La parola chiave, banalissima, è pianificazione e bando alle ciance. Ora si lavora!

Mancano due anni. Ma ce ne erano sette a disposizione per avviare cantieri, costruire e riuscire a dedicare gli ultimi mesi a semplicemente a stendere tappeti e lucidare gli ottoni.

Più verosimilmente l’ultimo bullone sarà avvitato al taglio del nastro. Ma questo è anche spesso il decantato valore degli italiani. L’importante è che questo evento riesca a far defluire nuove  risorse per ripensare una città. Ce la farà Milano?

Riciclo da evento

Che effetti hanno questi mega eventi, chiede il giornalista di Radio Tre? Ed ecco la risposta più importante, a mio avviso, dentro questo dibattito. Ce la offre l’urbanista Michele Talia.

Gli eventi sono effimeri, dice, e la loro grande sfida consiste nel creare effetti permanenti. Immaginare l’Expo semplicemente come una grande fiera è riduttivo e datato. L’Expo dovrà invece essere in grado di mettere in moto nuove relazioni e ri-valutare il rapporto con il territorio.

E per divenire permanente L’Expo dovrà mobilitare energie e intelligenze, dovrà legarsi alla cultura, alla ricerca, al turismo, alla produzione artistica e a una nuova cultura dell’abitare. Tutto ciò dovrà radicarsi a tal punto da poter essere riciclato per il territorio e la cittadinanza quando l’Expo non ci sarà più.

Nel cahier de doléance questa è la preoccupazione principale. Milano aveva sette anni a disposizione per mettere in moto tutto questo.  Gliene rimangono solo due e il rischio del correre in rincorsa rischia di costringere gli organizzatori a rispettare le scadenze da evento e tralasciare la vita post-evento.  Sarebbe la peggiore sconfitta.

La parola chiave  è vitalità. È evidente che la sola sostenibilità non basta.

Diamoci una possibilità

Lascio ai lettori, che vogliano proseguire questo dibattito, il piacere di ascoltarlo nel podcast scaribile dal sito di Radio Tre. Potrete ascoltare le riflessioni su due altri due temi spinosi: il lavoro e l’infiltrazione mafiosa. Ma sentirete anche che questo Expo vuole trasformarsi in un’agorà polifonica sul tema alimentazione e unire un tema tanto antico come il cibo all’esperienza tecnologica e avanzata della smart city.

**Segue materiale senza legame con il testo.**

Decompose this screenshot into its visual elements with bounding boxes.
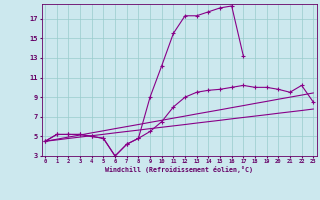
X-axis label: Windchill (Refroidissement éolien,°C): Windchill (Refroidissement éolien,°C) <box>105 166 253 173</box>
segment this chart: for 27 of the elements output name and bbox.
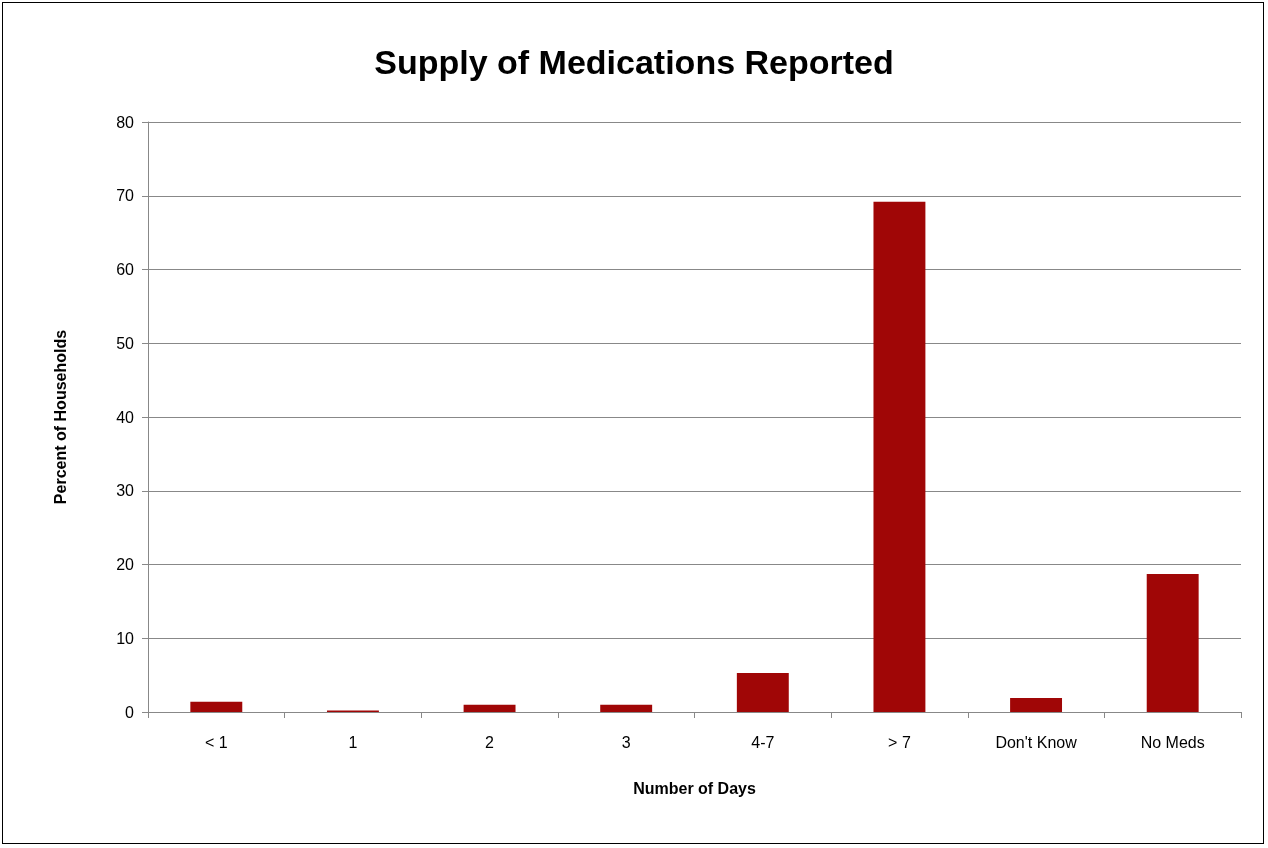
bar (190, 701, 243, 712)
bar (1146, 574, 1199, 712)
x-tick-label: 1 (348, 733, 358, 751)
x-axis-title: Number of Days (633, 779, 756, 797)
x-tick-label: 2 (485, 733, 495, 751)
x-tick-label: 4-7 (751, 733, 775, 751)
bar (463, 704, 516, 712)
x-tick-label: 3 (621, 733, 631, 751)
y-tick-label: 50 (116, 334, 135, 352)
chart-title: Supply of Medications Reported (374, 43, 894, 81)
y-tick-label: 30 (116, 482, 135, 500)
y-tick-label: 0 (125, 703, 135, 721)
x-tick-label: > 7 (888, 733, 911, 751)
y-tick-label: 60 (116, 261, 135, 278)
y-tick-label: 10 (116, 629, 135, 647)
y-tick-label: 20 (116, 556, 135, 573)
bar (600, 704, 653, 712)
x-tick-label: Don't Know (995, 733, 1078, 751)
bar (873, 201, 926, 712)
bar (1010, 697, 1063, 712)
y-axis-title: Percent of Households (51, 329, 69, 505)
x-tick-label: < 1 (204, 733, 228, 751)
y-tick-label: 70 (116, 187, 135, 205)
x-tick-label: No Meds (1140, 733, 1205, 751)
y-tick-label: 40 (116, 408, 135, 426)
y-tick-label: 80 (116, 113, 135, 131)
bar (736, 672, 789, 712)
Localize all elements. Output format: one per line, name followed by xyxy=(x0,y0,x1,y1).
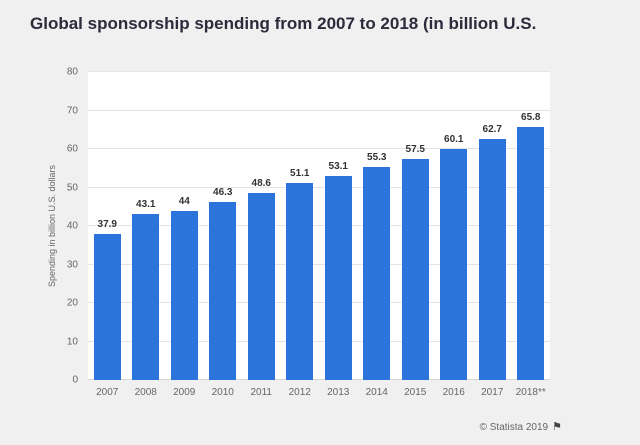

E appunto: amando i grandi eventi, e amando Milano voglio chiudere con uno sguardo ottimista. Dal giorno 8 luglio 2013 l’Expo con la sua presentazione istituzionale è uscito dagli uffici. Ad oggi sono 131 le nazioni iscritte.

C’è tanto, tantissimo da fare. E allora l’unica vera parola chiave che mi sento di usare è possibilità.

Diamoci questa possibilità.

La possibilità di avere un evento che funzioni. La possibilità di avere un evento che lasci tracce vitali e rigeneranti dopo la sua fine. La possibilità che Milano torni ad essere una capitale dinamica e innovativa anche nelle sue infrastrutture e che si trascini con sé altri pezzi d’Italia. La possibilità che la cultura e la formazione entrino con prepotenza dentro l’Expo per vivere ancora dopo. La possibilità di avere cantieri anti-mafia, ma per davvero. La possibilità di regalare ai milanesi e a tutti gli italiani sei mesi straordinari di flussi, di incroci, di esperienze, di rinascita, non solo economica, non solo culturale ma pure emotiva. Che l’Expo ci ridia la voglia di stare insieme e di costruire.  E di credere nel nostro potenziale.

Queste sono le grandi responsabilità di Milano. Non solo per sé, ma per tutti noi.

Infine, vorrei credere anche nella possibilità che l’Expo dia ai grandi eventi una scuola, una best practice da seguire. L’event management è una professione straordinaria, ma in Italia ha bisogno di competenze e di spazi in cui svilupparsi. Se fallirà l’Expo, perderemo qualcosa anche noi, che di organizzazioni di eventi viviamo e ci nutriamo.